2/8/10

On State Budget Cuts and Can Kicking: Do accounting short cuts and more debt make smaller problems bigger?

Govs feel the weight of wielding budget ax

…Since taking office last year, Arizona Gov. Jan Brewer (R) has criticized accounting gimmicks and borrowing that, she has said, led to the Grand Canyon State’s current budget “crisis.”

But now Brewer is defending a compromise she struck with state legislators that relies on the same type of budget tricks and borrowing…

…the state would borrow $750 million and delay making $450 million worth of payments into the next fiscal year…

In neighboring Nevada, Gov. Jim Gibbons (R) plans to call legislators back to the capitol by the end of the month to deal with an $880 million gap in the current two-year budget…

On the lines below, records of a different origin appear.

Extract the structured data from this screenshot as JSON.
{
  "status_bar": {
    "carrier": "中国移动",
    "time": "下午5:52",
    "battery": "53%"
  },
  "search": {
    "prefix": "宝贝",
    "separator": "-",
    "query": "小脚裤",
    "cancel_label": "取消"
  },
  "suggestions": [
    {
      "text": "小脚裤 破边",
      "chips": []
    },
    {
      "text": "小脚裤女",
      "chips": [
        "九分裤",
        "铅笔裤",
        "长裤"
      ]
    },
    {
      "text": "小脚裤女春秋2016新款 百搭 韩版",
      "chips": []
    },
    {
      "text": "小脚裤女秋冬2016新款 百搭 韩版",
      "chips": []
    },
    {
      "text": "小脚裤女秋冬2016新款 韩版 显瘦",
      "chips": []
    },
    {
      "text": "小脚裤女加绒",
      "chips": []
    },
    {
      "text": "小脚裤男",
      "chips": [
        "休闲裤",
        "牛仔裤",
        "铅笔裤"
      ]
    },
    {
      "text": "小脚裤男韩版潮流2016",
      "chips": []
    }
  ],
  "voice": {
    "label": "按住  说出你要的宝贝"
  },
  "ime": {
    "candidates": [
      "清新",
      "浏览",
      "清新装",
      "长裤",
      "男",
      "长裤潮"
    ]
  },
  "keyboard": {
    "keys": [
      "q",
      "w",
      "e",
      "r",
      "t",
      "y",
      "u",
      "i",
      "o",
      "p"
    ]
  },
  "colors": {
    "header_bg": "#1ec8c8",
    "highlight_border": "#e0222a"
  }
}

…the $880 million shortfall would require a 20 percent cut of state government operations…as The Associated Press explains it: “Nevada’s budget is so far out of balance that by one account the state could lay off every worker paid from the general fund and still be $300 million in the red. The economic downturn has hit so hard that prisons may be closed, entire colleges shuttered and thousands left without jobs.”

…Gibbons’ plans would result in the layoffs of 234 state employees. But the layoffs won’t save the state as much as many people think, because the state still must pay for unemployment benefits…

…school superintendents maintain that to make the 20 percent reduction, without pay cuts, they will have to resort to massive layoffs, larger class sizes and maybe even a shorter school year.